Computer is a 1½ years old Dell, Windows XP home, and I think its had the
Dell restore disk used on it. I'm a 100 miles away now, but I'm hoping I can
help my uncle sort it out remotely.

On my own computer netstat shows only a handful of entries, not the 22 or so
I saw on his. Malware is likely as he would not have been updating his anti
virus, but would it still be there after the Dell restore process?

Does this sound like hardware, malware or configuration? I did try
reinstalling the modem. (Yes I know he should be updating defs and running a
decent firewall. I told him that too)

Maybe Debbie could elaborate, but I'm guessing you might have become
someone's zombie box in a DDOS event. Can you access any of the online
scans, or better yet, get hijackthis, and see what all is playing in
there?
Hijackthis:
http://mjc1.com/mirror/hjt/
or another good one is Process Viewer:
http://www.teamcti.com/pview/

 

[Dr Halonfire$ \(L'Girl\)]

#

I reckon you have one of the latest trojans.
Details on all the latest viruses from Sophos linked from my site, as is a
lot more .
--
My main website is at
http://tinyurl.com/t7tg
More images; more pages; more music;
more information + XP help - more
to browse.
There's 13.4 Mb of data onsite with
links to many more megabytes on other
sites.

 

[Sirius]

#

I reckon you have one of the latest trojans.

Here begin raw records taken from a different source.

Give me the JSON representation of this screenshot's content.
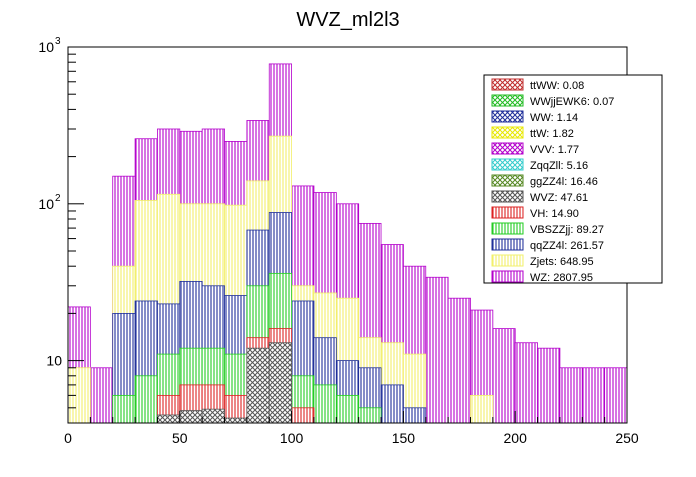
{
  "chart_data": {
    "type": "bar",
    "stacked": true,
    "title": "WVZ_ml2l3",
    "xlabel": "",
    "ylabel": "",
    "xlim": [
      0,
      250
    ],
    "ylim": [
      4,
      1000
    ],
    "log_y": true,
    "grid": false,
    "legend_position": "top-right",
    "x_ticks": [
      0,
      50,
      100,
      150,
      200,
      250
    ],
    "bin_width": 10,
    "bin_edges": [
      0,
      10,
      20,
      30,
      40,
      50,
      60,
      70,
      80,
      90,
      100,
      110,
      120,
      130,
      140,
      150,
      160,
      170,
      180,
      190,
      200,
      210,
      220,
      230,
      240,
      250
    ],
    "stack_order": [
      "WZ",
      "Zjets",
      "qqZZ4l",
      "VBSZZjj",
      "VH",
      "WVZ",
      "ggZZ4l",
      "ZqqZll",
      "VVV",
      "ttW",
      "WW",
      "WWjjEWK6",
      "ttWW"
    ],
    "cumulative_series": [
      {
        "name": "WZ",
        "color": "#b400cc",
        "hatch": "vertical",
        "values": [
          22,
          9,
          150,
          260,
          300,
          290,
          300,
          250,
          340,
          780,
          130,
          118,
          100,
          75,
          55,
          40,
          34,
          25,
          21,
          16,
          13,
          12,
          9,
          9,
          9
        ]
      },
      {
        "name": "Zjets",
        "color": "#f2f06a",
        "hatch": "vertical",
        "values": [
          9,
          4,
          40,
          105,
          115,
          100,
          100,
          98,
          140,
          270,
          30,
          27,
          25,
          14,
          13,
          11,
          4,
          4,
          6,
          4,
          4,
          4,
          4,
          4,
          4
        ]
      },
      {
        "name": "qqZZ4l",
        "color": "#1f2f9a",
        "hatch": "vertical",
        "values": [
          4,
          4,
          20,
          24,
          23,
          32,
          30,
          26,
          68,
          88,
          24,
          14,
          10,
          9,
          7,
          5,
          4,
          4,
          4,
          4,
          4,
          4,
          4,
          4,
          4
        ]
      },
      {
        "name": "VBSZZjj",
        "color": "#22cc22",
        "hatch": "vertical",
        "values": [
          0,
          0,
          6,
          8,
          11,
          12,
          12,
          11,
          30,
          36,
          8,
          7,
          6,
          5,
          4,
          4,
          4,
          4,
          4,
          4,
          4,
          4,
          4,
          4,
          4
        ]
      },
      {
        "name": "VH",
        "color": "#dd2222",
        "hatch": "vertical",
        "values": [
          0,
          0,
          0,
          0,
          6,
          7,
          7,
          6,
          14,
          16,
          5,
          4,
          4,
          4,
          4,
          4,
          4,
          4,
          4,
          4,
          4,
          4,
          4,
          4,
          4
        ]
      },
      {
        "name": "WVZ",
        "color": "#555555",
        "hatch": "cross",
        "values": [
          0,
          0,
          0,
          0,
          4.5,
          4.8,
          4.9,
          4.3,
          12,
          13,
          4,
          4,
          4,
          4,
          4,
          4,
          4,
          4,
          4,
          4,
          4,
          4,
          4,
          4,
          4
        ]
      }
    ],
    "legend": [
      {
        "label": "ttWW: 0.08",
        "color": "#c02c2c",
        "hatch": "cross"
      },
      {
        "label": "WWjjEWK6: 0.07",
        "color": "#22bb22",
        "hatch": "cross"
      },
      {
        "label": "WW: 1.14",
        "color": "#1f2f9a",
        "hatch": "cross"
      },
      {
        "label": "ttW: 1.82",
        "color": "#e8e800",
        "hatch": "cross"
      },
      {
        "label": "VVV: 1.77",
        "color": "#b400cc",
        "hatch": "cross"
      },
      {
        "label": "ZqqZll: 5.16",
        "color": "#33cccc",
        "hatch": "cross"
      },
      {
        "label": "ggZZ4l: 16.46",
        "color": "#558822",
        "hatch": "cross"
      },
      {
        "label": "WVZ: 47.61",
        "color": "#555555",
        "hatch": "cross"
      },
      {
        "label": "VH: 14.90",
        "color": "#dd2222",
        "hatch": "vertical"
      },
      {
        "label": "VBSZZjj: 89.27",
        "color": "#22cc22",
        "hatch": "vertical"
      },
      {
        "label": "qqZZ4l: 261.57",
        "color": "#1f2f9a",
        "hatch": "vertical"
      },
      {
        "label": "Zjets: 648.95",
        "color": "#f2f06a",
        "hatch": "vertical"
      },
      {
        "label": "WZ: 2807.95",
        "color": "#b400cc",
        "hatch": "vertical"
      }
    ]
  }
}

So we have 2 votes for malware. Thanks. I've sent him the latest AVG defs on
CD. Hope that will come up with the answer.

 

[Sirius]

In Message-ID:<[email protected]> posted on

Maybe Debbie could elaborate, but I'm guessing you might have become
someone's zombie box in a DDOS event. Can you access any of the online
scans, or better yet, get hijackthis, and see what all is playing in
there?
Hijackthis:
http://mjc1.com/mirror/hjt/
or another good one is Process Viewer:
http://www.teamcti.com/pview/

Hmm, I've had a quick try with the first one. (The second one didn't
download properly, so I need to try again.) Hijackthis certainly shows up a
lot of processes but I don't know that I'd be able to identify the offending
one - even if I do get down to access the computer again. I don't think I
could have accessed an online scan. I've used some before and there is quite
a download first which it doesn't seem able to do. If the malware can
disable the AVG perhaps I'll need to look into trying a dos scan from CD.
Dunno if that would work with NTFS though.

 

[Bart Bailey]

In Message-ID:<[email protected]> posted on

Hijackthis certainly shows up a
lot of processes but I don't know that I'd be able to identify the offending
one

Try to post the hijackthis log here:
http://tinyurl.com/u7we
or here in this newsgroup.

 

[Sirius]

In Message-ID:<[email protected]> posted on


Try to post the hijackthis log here:
http://tinyurl.com/u7we
or here in this newsgroup.

OK thanks, I may take up that offer if I get a chance.